INTEGRATION of OTHER SOURCE of INFORMATION
The major goal of our research is the design of a robot system which does not only have an anthropomorphic body structure but which is able to communicate with the operator on the basis of natural communication channels. Recognizing the human’s hand position to identify a target object for grasping is only one of these channels. Within the current project we design several other means of man machine interaction. We have, for instance, implemented a module for the recognition of the human’s gaze direction. This module can identify the position of the human’s eyes so that a rough estimate of the focus of attention is possible. In turn, the operator can see the gaze direction of the robot head so that a natural way of identifying the current region of interest on the table is possible.

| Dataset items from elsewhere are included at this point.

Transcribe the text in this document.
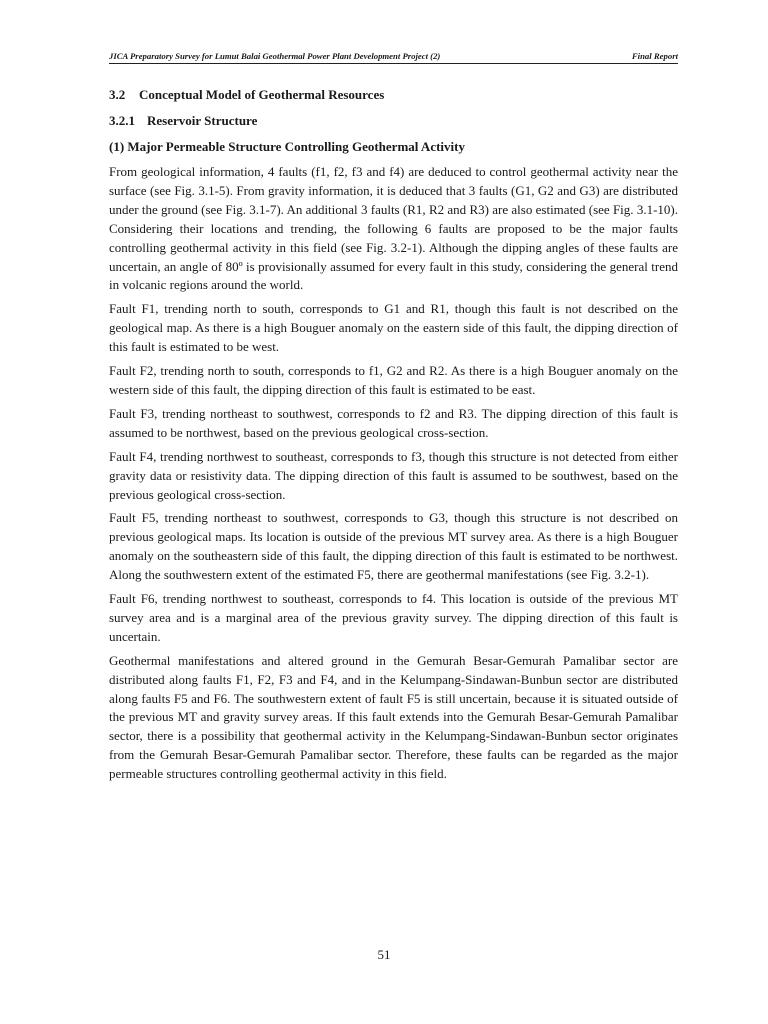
JICA Preparatory Survey for Lumut Balai Geothermal Power Plant Development Project (2)	Final Report
3.2 Conceptual Model of Geothermal Resources
3.2.1 Reservoir Structure
(1) Major Permeable Structure Controlling Geothermal Activity

From geological information, 4 faults (f1, f2, f3 and f4) are deduced to control geothermal activity near the surface (see Fig. 3.1-5). From gravity information, it is deduced that 3 faults (G1, G2 and G3) are distributed under the ground (see Fig. 3.1-7). An additional 3 faults (R1, R2 and R3) are also estimated (see Fig. 3.1-10). Considering their locations and trending, the following 6 faults are proposed to be the major faults controlling geothermal activity in this field (see Fig. 3.2-1). Although the dipping angles of these faults are uncertain, an angle of 80º is provisionally assumed for every fault in this study, considering the general trend in volcanic regions around the world.

Fault F1, trending north to south, corresponds to G1 and R1, though this fault is not described on the geological map. As there is a high Bouguer anomaly on the eastern side of this fault, the dipping direction of this fault is estimated to be west.

Fault F2, trending north to south, corresponds to f1, G2 and R2. As there is a high Bouguer anomaly on the western side of this fault, the dipping direction of this fault is estimated to be east.

Fault F3, trending northeast to southwest, corresponds to f2 and R3. The dipping direction of this fault is assumed to be northwest, based on the previous geological cross-section.

Fault F4, trending northwest to southeast, corresponds to f3, though this structure is not detected from either gravity data or resistivity data. The dipping direction of this fault is assumed to be southwest, based on the previous geological cross-section.

Fault F5, trending northeast to southwest, corresponds to G3, though this structure is not described on previous geological maps. Its location is outside of the previous MT survey area. As there is a high Bouguer anomaly on the southeastern side of this fault, the dipping direction of this fault is estimated to be northwest. Along the southwestern extent of the estimated F5, there are geothermal manifestations (see Fig. 3.2-1).

Fault F6, trending northwest to southeast, corresponds to f4. This location is outside of the previous MT survey area and is a marginal area of the previous gravity survey. The dipping direction of this fault is uncertain.

Geothermal manifestations and altered ground in the Gemurah Besar-Gemurah Pamalibar sector are distributed along faults F1, F2, F3 and F4, and in the Kelumpang-Sindawan-Bunbun sector are distributed along faults F5 and F6. The southwestern extent of fault F5 is still uncertain, because it is situated outside of the previous MT and gravity survey areas. If this fault extends into the Gemurah Besar-Gemurah Pamalibar sector, there is a possibility that geothermal activity in the Kelumpang-Sindawan-Bunbun sector originates from the Gemurah Besar-Gemurah Pamalibar sector. Therefore, these faults can be regarded as the major permeable structures controlling geothermal activity in this field.

51
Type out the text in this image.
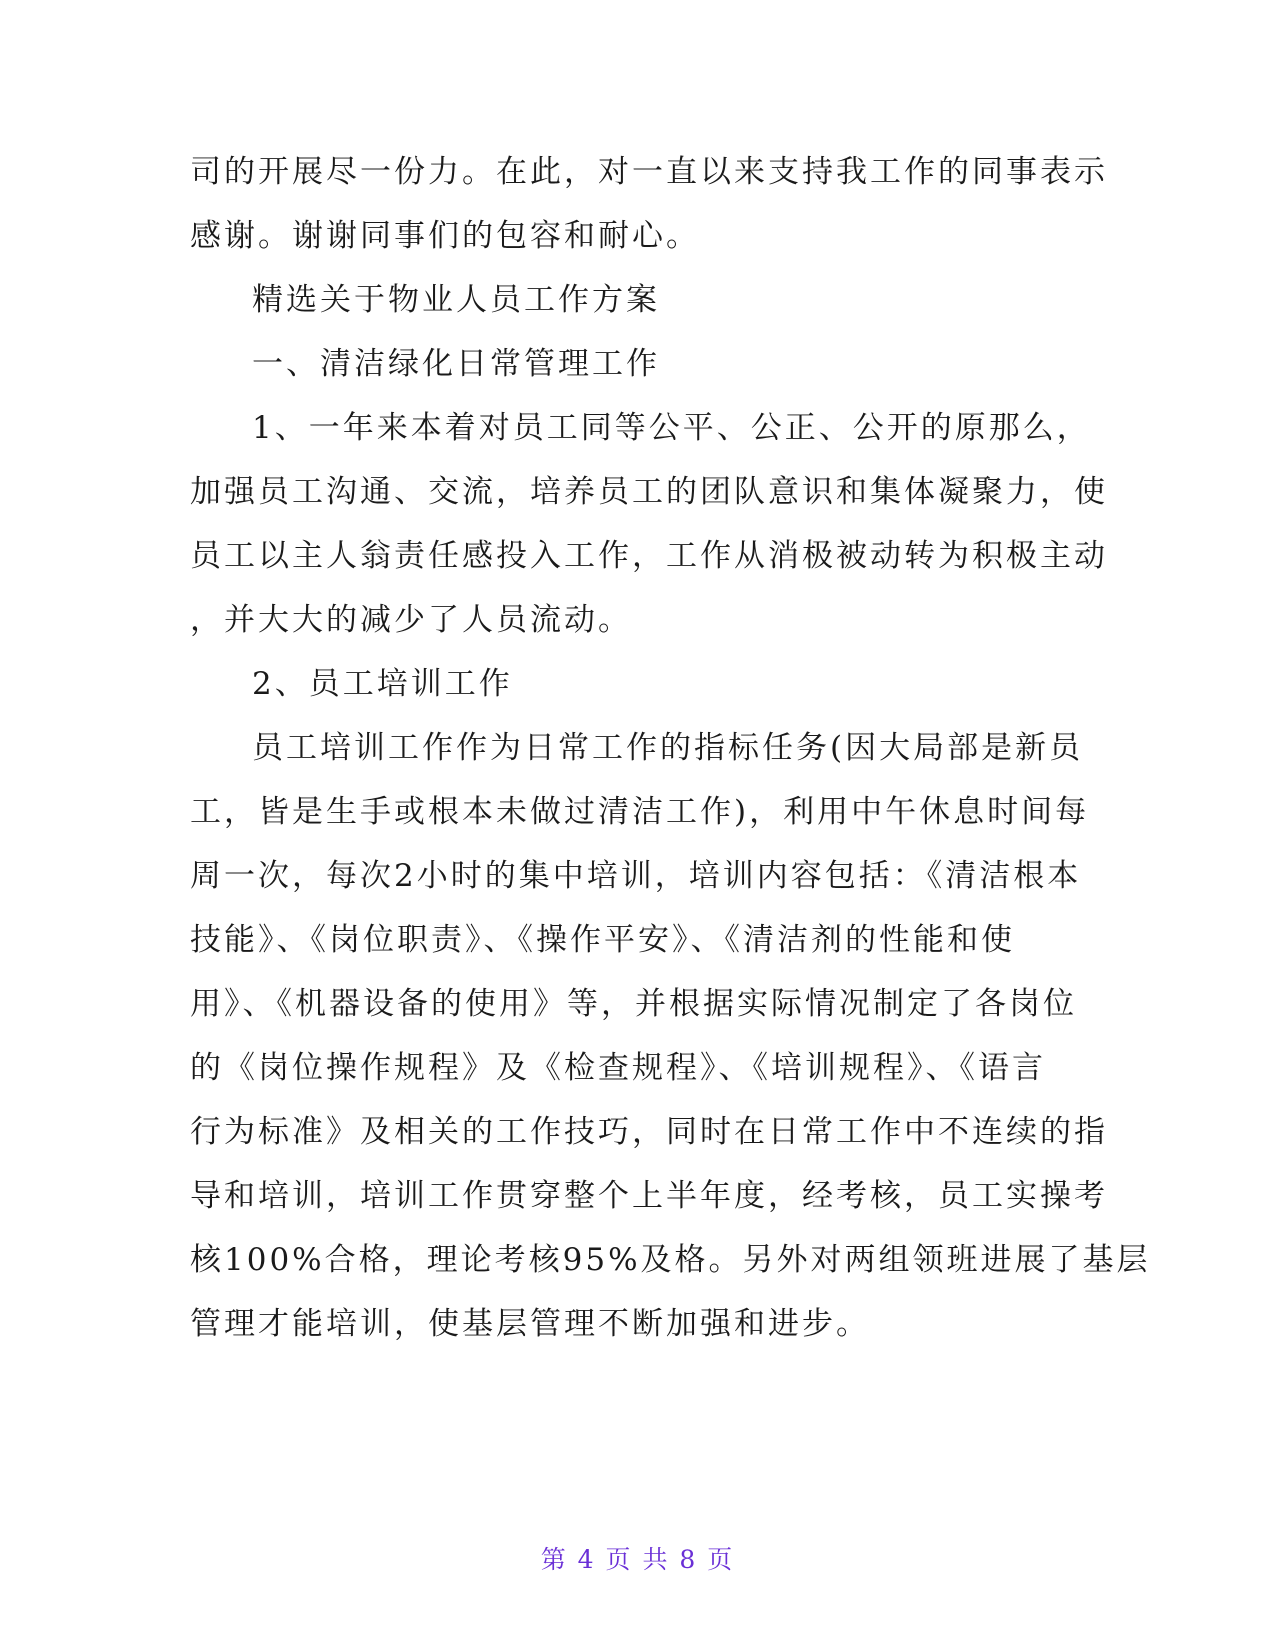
司的开展尽一份力。在此，对一直以来支持我工作的同事表示
感谢。谢谢同事们的包容和耐心。
精选关于物业人员工作方案
一、清洁绿化日常管理工作
1、一年来本着对员工同等公平、公正、公开的原那么，
加强员工沟通、交流，培养员工的团队意识和集体凝聚力，使
员工以主人翁责任感投入工作，工作从消极被动转为积极主动
，并大大的减少了人员流动。
2、员工培训工作
员工培训工作作为日常工作的指标任务(因大局部是新员
工，皆是生手或根本未做过清洁工作)，利用中午休息时间每
周一次，每次2小时的集中培训，培训内容包括：《清洁根本
技能》、《岗位职责》、《操作平安》、《清洁剂的性能和使
用》、《机器设备的使用》等，并根据实际情况制定了各岗位
的《岗位操作规程》及《检查规程》、《培训规程》、《语言
行为标准》及相关的工作技巧，同时在日常工作中不连续的指
导和培训，培训工作贯穿整个上半年度，经考核，员工实操考
核100%合格，理论考核95%及格。另外对两组领班进展了基层
管理才能培训，使基层管理不断加强和进步。
第 4 页 共 8 页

In addition we have built a speech recognition system which can identify spoken keyword commands. By means of a speech synthesizer, the robot can express its behavioral state. On the basis of natural commands it is possible to guide the robot’s manipulator to a certain target or to terminate an incorrect behavior (such as the selection of a wrong object) by a spoken command. Another communication channel is based on touch. We used a touch sensitive artificial skin by means of which the operator can correct the posture of the robot arm.
CONCLUSION and OUTLOOK
We have presented a basic concept for a vision based interactive robot control as a part of multi-modal man machine interaction system. Implementing a straight forward technique for tracking a human hand and extracting a pointing gesture we could demonstrate how man and machine become a coupled system in a very natural way. The object recognition system can use those pointing gestures to minimize the searching area or, in the common case, can search the whole scene for a special object. Thereby the object’s position and orientation is extracted very robustly. By using multiple channels of information, the whole system is able to overcome ambiguities and the robot can react in an adequate matter.